By Amy Teibel | ABC
Israel’s leader suggested in an interview Thursday that he’ll keep publicly pressing the United States to get tougher on Iran, despite the strains his remarks have caused with the Obama administration.
Prime Minister Benjamin Netanyahu’s remarks appear to have been aimed at rattling the U.S. into action for fear Israel might otherwise soon attack Iran on its own.
But his heightened rhetoric has raised tensions with the White House, and even prompted a leading Jewish U.S. senator to take the extraordinary step of publicly rebuking him.
Netanyahu has repeatedly warned that Iran is getting dangerously close to acquiring a nuclear bomb and has been lobbying Washington for weeks to spell out what conditions would touch off a U.S.-led attack on Iranian nuclear facilities.
In a thinly veiled swipe at the U.S., he said earlier this week that “those in the international community who refuse to put red lines before Iran don’t have a moral right to place a red light before Israel.”

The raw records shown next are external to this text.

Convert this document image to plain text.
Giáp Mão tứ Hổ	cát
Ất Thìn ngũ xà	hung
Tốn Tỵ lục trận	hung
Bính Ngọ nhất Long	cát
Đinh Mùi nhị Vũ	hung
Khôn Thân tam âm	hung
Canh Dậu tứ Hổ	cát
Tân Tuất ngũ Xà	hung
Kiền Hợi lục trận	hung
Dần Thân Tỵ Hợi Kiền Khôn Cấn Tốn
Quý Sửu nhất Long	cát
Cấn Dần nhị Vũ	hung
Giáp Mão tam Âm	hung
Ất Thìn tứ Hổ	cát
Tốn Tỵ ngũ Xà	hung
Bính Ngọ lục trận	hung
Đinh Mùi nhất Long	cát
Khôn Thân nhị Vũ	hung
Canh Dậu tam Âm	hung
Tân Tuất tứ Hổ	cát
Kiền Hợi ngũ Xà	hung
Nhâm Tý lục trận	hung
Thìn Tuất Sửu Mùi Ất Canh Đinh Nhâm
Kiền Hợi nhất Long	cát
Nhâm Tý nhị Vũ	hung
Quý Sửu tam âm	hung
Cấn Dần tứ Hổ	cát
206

But Washington, which insists it won’t let Iran become a nuclear power, has refused to be specific, despite Israel’s implicit threat to act unilaterally if the U.S. doesn’t take a tough public position.
The spat has become unusually public, prompting President Barack Obama to phone Netanyahu earlier this week and to follow up the call with a rare late-night White House statement denying reports of a rift. Netanyahu’s office has also the two men had a “good conversation.”